I'm trying my hand at Ciabatta bread and have just made the biga in preparation for making the bread tomorrow.
I followed this recipe, which calls for the following proportion of ingredients for the biga:
250g/9oz Italian type '00' bread flour
190ml/7fl oz water
15g/½oz yeast
and the preparation (emphasis mine):
For the overnight preparation, mix the flour with the water in a large bowl and add the yeast. Whisk for three minutes and leave to rise overnight (or at least eight hours).
I measured out the ingredients using the metric quantities and mixed as per the instructions, but my biga turned out to be much too solid and dough-like to whisk:
I measured out the weight of flour with a scale and the water with a liquid measuring cup and used bread flour.
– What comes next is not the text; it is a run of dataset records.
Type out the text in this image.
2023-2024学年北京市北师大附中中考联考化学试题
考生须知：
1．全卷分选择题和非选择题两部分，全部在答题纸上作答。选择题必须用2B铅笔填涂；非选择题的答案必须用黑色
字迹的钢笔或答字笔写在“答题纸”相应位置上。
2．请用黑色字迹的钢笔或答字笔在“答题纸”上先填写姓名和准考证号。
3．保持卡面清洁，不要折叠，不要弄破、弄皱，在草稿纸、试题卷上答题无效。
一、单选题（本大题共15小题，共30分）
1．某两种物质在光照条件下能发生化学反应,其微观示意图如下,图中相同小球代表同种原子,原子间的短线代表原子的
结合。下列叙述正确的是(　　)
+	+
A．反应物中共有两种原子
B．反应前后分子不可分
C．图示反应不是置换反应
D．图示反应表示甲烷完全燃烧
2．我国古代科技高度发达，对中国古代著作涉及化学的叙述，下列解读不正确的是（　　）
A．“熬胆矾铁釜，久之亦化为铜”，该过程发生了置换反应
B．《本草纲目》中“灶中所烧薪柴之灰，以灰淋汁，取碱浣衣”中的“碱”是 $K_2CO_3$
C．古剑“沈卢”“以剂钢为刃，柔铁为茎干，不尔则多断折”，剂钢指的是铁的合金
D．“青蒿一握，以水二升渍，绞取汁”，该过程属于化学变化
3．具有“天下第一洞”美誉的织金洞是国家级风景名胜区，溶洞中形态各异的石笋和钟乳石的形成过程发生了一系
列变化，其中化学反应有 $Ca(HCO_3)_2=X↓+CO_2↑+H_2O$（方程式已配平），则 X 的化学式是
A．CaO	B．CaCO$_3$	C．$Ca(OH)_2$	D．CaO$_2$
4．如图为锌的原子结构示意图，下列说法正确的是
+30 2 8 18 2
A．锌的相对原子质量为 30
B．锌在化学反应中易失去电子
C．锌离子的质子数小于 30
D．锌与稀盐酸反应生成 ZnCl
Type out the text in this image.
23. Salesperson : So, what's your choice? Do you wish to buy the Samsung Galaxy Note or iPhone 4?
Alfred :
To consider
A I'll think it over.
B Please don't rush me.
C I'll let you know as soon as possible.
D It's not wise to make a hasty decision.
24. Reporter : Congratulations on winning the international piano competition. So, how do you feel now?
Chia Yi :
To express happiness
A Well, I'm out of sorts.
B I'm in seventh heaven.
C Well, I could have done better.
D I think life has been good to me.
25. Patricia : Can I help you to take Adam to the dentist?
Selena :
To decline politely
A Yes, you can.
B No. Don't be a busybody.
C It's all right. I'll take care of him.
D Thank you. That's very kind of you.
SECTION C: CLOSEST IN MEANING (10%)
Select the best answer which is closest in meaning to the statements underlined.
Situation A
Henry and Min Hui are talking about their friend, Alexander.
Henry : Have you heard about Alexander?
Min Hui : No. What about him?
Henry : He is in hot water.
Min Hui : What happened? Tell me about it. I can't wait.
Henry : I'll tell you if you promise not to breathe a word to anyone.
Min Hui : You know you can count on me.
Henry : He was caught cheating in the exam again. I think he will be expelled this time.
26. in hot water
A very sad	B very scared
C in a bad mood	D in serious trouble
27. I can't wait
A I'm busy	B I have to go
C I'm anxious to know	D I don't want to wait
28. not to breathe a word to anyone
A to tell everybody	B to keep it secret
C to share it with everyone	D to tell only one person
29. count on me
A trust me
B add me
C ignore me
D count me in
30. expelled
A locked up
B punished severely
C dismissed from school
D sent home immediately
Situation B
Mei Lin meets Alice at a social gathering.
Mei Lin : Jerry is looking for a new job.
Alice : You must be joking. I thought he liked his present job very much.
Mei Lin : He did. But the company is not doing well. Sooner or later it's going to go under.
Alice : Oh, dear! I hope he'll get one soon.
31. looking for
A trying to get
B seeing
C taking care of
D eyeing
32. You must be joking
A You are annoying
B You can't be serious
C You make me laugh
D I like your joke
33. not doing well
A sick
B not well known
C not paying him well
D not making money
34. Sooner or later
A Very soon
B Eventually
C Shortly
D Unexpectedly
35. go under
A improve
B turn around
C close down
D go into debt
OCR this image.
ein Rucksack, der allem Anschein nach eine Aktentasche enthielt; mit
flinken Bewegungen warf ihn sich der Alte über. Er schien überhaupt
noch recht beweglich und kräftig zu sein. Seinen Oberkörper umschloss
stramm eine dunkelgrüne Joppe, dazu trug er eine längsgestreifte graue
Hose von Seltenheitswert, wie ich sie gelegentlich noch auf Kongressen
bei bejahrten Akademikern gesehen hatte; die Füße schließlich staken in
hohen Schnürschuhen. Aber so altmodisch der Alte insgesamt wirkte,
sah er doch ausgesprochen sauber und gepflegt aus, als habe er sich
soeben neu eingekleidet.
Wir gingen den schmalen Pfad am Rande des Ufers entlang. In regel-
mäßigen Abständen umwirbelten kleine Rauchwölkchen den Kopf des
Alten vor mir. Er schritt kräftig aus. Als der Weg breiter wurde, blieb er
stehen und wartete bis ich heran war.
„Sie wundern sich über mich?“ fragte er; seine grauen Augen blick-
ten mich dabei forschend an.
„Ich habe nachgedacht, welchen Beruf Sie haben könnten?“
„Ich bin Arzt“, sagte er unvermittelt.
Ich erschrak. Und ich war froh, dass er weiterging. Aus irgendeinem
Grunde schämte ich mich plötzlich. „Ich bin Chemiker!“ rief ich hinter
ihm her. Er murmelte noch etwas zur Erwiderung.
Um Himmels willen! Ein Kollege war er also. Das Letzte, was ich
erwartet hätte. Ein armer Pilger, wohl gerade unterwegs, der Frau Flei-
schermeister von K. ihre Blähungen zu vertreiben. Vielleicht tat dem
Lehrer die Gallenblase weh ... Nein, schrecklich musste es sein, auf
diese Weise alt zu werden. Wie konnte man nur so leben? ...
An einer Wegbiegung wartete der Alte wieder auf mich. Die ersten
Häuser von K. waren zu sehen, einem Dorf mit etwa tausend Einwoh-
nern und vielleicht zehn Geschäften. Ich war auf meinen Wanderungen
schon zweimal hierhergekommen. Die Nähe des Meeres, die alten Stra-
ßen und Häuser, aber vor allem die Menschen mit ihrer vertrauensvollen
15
Looking at another recipe, I see the same proportion of dry to wet ingredients:
4 ounce (1/2 cup) water
1/2 teaspoon active-dry yeast
5 ounce (1 cup) all-purpose flourDissolve the yeast in the water. Add the flour and stir to form a thick, gloppy paste. Give it a good fifty or so brisk stirs to build up the gluten. Cover and let sit at room temperature eight hours or overnight.
This one also has a flour:water ratio of 2:1 and indicates that the result should be a gloppy paste. Surely more water is needed in order to get this kind of consistency? Is a more solid consistency okay or did I do something wrong?